Use the following command to pull the Docker image.

docker pull rocm/7.0-preview:rocm7.0_preview_ubuntu_22.04_vllm_0.10.1_instinct_rc1

Download the model#

See the model card on Hugging Face at amd/Llama-3.1-405B-Instruct-MXFP4-Preview. This model uses microscaling 4-bit floating point (MXFP4) quantization via AMD Quark for efficient inference on AMD accelerators.

pip install huggingface_hub[cli] hf_transfer hf_xet
HF_HUB_ENABLE_HF_TRANSFER=1 \
HF_HOME=/data/huggingface-cache \
HF_TOKEN="<HF_TOKEN>" \
huggingface-cli download amd/Llama-3.1-405B-Instruct-MXFP4-Preview --exclude "original/*"

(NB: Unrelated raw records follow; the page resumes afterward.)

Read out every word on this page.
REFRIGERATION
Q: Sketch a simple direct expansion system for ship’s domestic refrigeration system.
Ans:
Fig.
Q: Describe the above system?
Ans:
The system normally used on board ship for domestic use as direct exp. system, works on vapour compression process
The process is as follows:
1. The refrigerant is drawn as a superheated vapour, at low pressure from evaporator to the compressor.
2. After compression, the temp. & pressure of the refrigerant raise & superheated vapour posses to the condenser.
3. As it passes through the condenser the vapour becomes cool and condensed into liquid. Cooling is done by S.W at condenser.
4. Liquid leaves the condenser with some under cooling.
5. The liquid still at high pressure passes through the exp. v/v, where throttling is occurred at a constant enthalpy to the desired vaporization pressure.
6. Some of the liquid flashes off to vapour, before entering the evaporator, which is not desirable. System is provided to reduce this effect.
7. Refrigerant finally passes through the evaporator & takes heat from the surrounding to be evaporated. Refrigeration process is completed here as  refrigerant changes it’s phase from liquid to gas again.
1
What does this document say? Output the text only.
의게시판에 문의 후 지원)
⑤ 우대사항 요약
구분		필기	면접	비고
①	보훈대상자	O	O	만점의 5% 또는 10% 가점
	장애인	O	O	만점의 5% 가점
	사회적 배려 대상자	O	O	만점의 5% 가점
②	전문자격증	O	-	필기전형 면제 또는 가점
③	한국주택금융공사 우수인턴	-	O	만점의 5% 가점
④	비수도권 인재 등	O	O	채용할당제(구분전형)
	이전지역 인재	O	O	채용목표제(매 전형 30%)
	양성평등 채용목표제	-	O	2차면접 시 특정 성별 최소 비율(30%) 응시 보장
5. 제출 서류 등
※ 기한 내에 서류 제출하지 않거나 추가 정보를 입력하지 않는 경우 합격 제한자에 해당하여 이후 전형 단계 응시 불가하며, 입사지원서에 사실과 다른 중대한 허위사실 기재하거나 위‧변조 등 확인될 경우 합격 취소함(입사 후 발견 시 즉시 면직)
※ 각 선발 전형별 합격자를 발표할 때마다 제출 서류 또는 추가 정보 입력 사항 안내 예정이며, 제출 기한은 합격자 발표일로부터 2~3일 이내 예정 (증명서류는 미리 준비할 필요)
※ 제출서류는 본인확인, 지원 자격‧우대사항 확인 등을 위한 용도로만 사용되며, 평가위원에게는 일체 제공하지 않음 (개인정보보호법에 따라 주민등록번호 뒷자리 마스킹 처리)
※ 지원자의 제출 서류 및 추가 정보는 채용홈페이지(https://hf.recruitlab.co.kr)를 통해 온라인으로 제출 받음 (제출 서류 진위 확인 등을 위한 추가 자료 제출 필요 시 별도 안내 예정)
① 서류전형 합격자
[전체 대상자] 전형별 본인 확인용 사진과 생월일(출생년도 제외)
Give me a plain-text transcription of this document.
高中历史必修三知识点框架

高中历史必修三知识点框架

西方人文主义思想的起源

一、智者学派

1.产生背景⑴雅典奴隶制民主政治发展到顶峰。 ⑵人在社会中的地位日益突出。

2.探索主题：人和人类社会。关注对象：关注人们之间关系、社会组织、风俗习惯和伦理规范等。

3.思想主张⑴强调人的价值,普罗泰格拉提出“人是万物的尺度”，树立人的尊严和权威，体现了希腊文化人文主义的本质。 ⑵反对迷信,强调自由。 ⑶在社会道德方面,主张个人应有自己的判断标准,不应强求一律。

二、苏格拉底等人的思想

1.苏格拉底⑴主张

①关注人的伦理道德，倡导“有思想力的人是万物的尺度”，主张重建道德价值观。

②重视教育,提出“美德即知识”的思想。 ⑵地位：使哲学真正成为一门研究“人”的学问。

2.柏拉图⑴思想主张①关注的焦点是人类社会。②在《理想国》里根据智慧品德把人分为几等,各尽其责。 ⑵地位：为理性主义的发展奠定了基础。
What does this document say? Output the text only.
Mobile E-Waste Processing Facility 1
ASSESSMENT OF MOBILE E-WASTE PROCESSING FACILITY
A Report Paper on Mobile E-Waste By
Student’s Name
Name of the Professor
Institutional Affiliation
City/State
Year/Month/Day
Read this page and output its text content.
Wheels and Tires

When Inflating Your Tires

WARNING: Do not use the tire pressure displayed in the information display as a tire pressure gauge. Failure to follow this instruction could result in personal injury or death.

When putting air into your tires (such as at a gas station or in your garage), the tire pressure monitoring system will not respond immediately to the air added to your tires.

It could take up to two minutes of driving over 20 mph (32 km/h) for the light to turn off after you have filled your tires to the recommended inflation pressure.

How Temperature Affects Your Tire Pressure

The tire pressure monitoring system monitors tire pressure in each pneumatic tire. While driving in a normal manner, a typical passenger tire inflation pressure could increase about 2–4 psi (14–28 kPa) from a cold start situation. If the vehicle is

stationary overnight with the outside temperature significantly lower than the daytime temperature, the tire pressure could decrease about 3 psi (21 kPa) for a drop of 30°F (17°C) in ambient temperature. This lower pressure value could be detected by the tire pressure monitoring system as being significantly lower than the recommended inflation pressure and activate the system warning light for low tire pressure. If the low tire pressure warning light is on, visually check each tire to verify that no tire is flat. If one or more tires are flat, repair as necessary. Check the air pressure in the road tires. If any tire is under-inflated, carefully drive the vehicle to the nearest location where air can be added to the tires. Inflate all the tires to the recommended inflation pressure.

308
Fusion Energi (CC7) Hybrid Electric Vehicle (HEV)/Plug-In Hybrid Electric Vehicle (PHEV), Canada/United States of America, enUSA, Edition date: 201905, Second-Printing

Run the inference benchmark#

Start the container using the following command.

docker run -it \
  --ipc=host \
  --network=host \
  --privileged \
  --cap-add=CAP_SYS_ADMIN \
  --device=/dev/kfd \
  --device=/dev/dri \
  --cap-add=SYS_PTRACE \
  --security-opt seccomp=unconfined \
  -v /data:/data \
  -e HF_HOME=/data/huggingface-cache \
  -e HF_HUB_OFFLINE=1 \
  -e VLLM_USE_V1=1 \
  -e VLLM_V1_USE_PREFILL_DECODE_ATTENTION=1 \
  -e AMDGCN_USE_BUFFER_OPS=1 \
  -e VLLM_USE_AITER_TRITON_ROPE=1 \
  -e TRITON_HIP_ASYNC_COPY_BYPASS_PERMUTE=1 \
  -e TRITON_HIP_USE_ASYNC_COPY=1 \
  -e TRITON_HIP_USE_BLOCK_PINGPONG=1 \
  -e TRITON_HIP_ASYNC_FAST_SWIZZLE=1 \
  -e VLLM_ROCM_USE_AITER=1 \
  -e VLLM_ROCM_USE_AITER_RMSNORM=1 \
  -e VLLM_TRITON_FP4_GEMM_USE_ASM=1 \
  -e VLLM_TRITON_FP4_GEMM_SPLITK_USE_BF16=1 \
  --name vllm-server \
  rocm/7.0-preview:rocm7.0_preview_ubuntu_22.04_vllm_0.10.1_instinct_rc1

Start the server.

max_model_len=10240
max_num_seqs=1024
max_num_batched_tokens=131072
max_seq_len_to_capture=16384
tensor_parallel_size=8

vllm serve amd/Llama-3.1-405B-Instruct-MXFP4-Preview \
    --host localhost \
    --port 8000 \
    --swap-space 64 \
    --disable-log-requests \
    --dtype auto \
    --max-model-len ${max_model_len} \
    --tensor-parallel-size ${tensor_parallel_size} \
    --max-num-seqs ${max_num_seqs} \
    --distributed-executor-backend mp \
    --kv-cache-dtype fp8 \
    --gpu-memory-utilization 0.92 \
    --max-seq-len-to-capture ${max_seq_len_to_capture} \
    --max-num-batched-tokens ${max_num_batched_tokens} \
    --no-enable-prefix-caching \
    --async-scheduling

    # Wait for model to load and server is ready to accept requests

Open another terminal on the same machine and run the benchmark with the following options.

# Connect to server
docker exec -it vllm-server bash

# Run the client benchmark
input_tokens=1024
output_tokens=1024
max_concurrency=4
num_prompts=32

python3 /app/vllm/benchmarks/benchmark_serving.py --host localhost --port 8000 \
    --model amd/Llama-3.1-405B-Instruct-MXFP4-Preview \
    --dataset-name random \
    --random-input-len ${input_tokens} \
    --random-output-len ${output_tokens} \
    --max-concurrency ${max_concurrency} \
    --num-prompts ${num_prompts} \
    --percentile-metrics ttft,tpot,itl,e2el \
    --ignore-eos